Paul Bensley, CEO of primary care communication specialists X-on said to HTN “Before the nightmare of COVID19 engulfed the nation’s healthcare system, doctor-patient communication within primary care was already embarked on an evolution.

“The centrally-driven goal, enshrined within the NHS Long Term Plan, was for “digital-first” primary care, with Primary Care Networks (PCNs) building on pilots to deliver roll-out of online consultations this year, and development of video consultations to follow.

“The current pandemic has simplified much of that debate, requiring a pragmatic assessment by PCNs, GPs and practices as to what the essentials are for effective, remote triage and consultation with patients.

“As strict national measures to manage COVID19 were imposed, GP practices were swamped with calls, putting a huge strain on surgery legacy systems. This and other issues including bandwidth and limited phone functionality when working remotely, a requirement for conference call capability, and a need at speed to set up patient contact centres, were all pinpointed by X-on at the outset as problem areas revealed as a result of the pandemic.

“To address such issues, different package options of X-on’s Surgery Connect phone system – currently used by 600 practices – have been introduced, supported by tailored advice and guidance for practice customers.

“In close collaboration with GPs, a GP@Home service has recently been developed which allows doctors to provide patients with the same level of phone and video care from their own home as from their surgery.

“It has received very positive feedback from senior medical figures who have been “really impressed” with how it can help them work more safely, and allow home workers to answer the phone as if they were in the surgery.

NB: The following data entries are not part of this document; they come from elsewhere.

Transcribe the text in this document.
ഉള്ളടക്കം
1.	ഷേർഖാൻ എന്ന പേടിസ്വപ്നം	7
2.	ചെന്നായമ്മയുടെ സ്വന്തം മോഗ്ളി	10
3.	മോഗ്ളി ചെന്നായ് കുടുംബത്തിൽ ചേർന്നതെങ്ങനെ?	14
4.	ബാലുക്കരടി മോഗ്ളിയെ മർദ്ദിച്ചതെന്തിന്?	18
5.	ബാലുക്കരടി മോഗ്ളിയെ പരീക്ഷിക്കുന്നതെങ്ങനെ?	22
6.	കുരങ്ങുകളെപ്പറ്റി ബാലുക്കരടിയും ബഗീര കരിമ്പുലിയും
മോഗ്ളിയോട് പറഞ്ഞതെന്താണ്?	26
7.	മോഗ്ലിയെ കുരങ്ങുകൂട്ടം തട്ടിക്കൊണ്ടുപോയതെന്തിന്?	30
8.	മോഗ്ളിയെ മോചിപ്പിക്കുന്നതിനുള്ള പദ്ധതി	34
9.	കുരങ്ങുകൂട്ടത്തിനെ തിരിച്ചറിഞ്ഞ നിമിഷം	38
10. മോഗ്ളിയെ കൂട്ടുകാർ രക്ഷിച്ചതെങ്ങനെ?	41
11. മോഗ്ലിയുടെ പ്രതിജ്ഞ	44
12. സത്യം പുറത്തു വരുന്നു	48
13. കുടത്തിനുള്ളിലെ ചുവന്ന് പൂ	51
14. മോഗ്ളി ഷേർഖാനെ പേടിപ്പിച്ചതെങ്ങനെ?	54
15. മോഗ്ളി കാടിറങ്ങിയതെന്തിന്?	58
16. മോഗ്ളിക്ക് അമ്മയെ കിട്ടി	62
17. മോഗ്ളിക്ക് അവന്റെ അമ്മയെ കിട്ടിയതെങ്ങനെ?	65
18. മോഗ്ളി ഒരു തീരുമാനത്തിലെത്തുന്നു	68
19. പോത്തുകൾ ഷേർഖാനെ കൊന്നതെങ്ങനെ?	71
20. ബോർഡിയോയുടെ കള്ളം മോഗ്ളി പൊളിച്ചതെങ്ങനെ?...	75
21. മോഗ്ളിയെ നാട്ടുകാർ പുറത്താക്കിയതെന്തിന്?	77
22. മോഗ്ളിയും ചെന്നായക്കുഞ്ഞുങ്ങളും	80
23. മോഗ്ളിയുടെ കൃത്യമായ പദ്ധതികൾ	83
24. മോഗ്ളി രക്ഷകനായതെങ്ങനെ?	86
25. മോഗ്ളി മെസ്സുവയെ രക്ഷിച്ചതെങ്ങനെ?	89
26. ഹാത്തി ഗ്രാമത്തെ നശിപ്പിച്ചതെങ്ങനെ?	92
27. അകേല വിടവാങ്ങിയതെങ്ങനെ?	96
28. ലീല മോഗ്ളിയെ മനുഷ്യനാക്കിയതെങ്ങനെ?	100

“Amongst features, it enables calls to be made on a personal mobile without call costs being incurred on the personal account, provides a softphone interface for use on a smartphone or laptop, enables a switch to video-on-demand for a consultation with one click, and also for calls to be recorded.

“Practices are being offered a free trial as they grapple with the pandemic.

“Surgery Connect’s Video Connect has been developed too, which also enables GPs to switch from phone to video consultation in a single click on the clinician’s handset, integrated with major clinical systems such as EMIS and TPP’s SystmOne, which are used to hold patient information.

“Unlike many other systems, the patient does not need to download an app, and the doctor does not have to schedule when a video consultation will take place.

“One senior GP and Clinical Commissioning Group Clinical Lead describes it as a “game changing” piece of software that has enabled his practice to perform normally through the current crisis. He says he has been able to assess the clinical condition of a patient confidently through high quality video, saving face to face appointments at the surgery and in turn increasing the access capacity of the surgery.

“To help local and regional co-ordination of the response, X-on is also offering free teleconferencing services to PCNs and CCGs.

“The pace and scale of the digital transformation of the local family doctor has significantly intensified due to the demands of managing COVID19.

“It has highlighted how in the move to digital-first primary care, integrated digital telephony can be the key to supporting effective, safe and modern patient care and should remain a focus in the future.”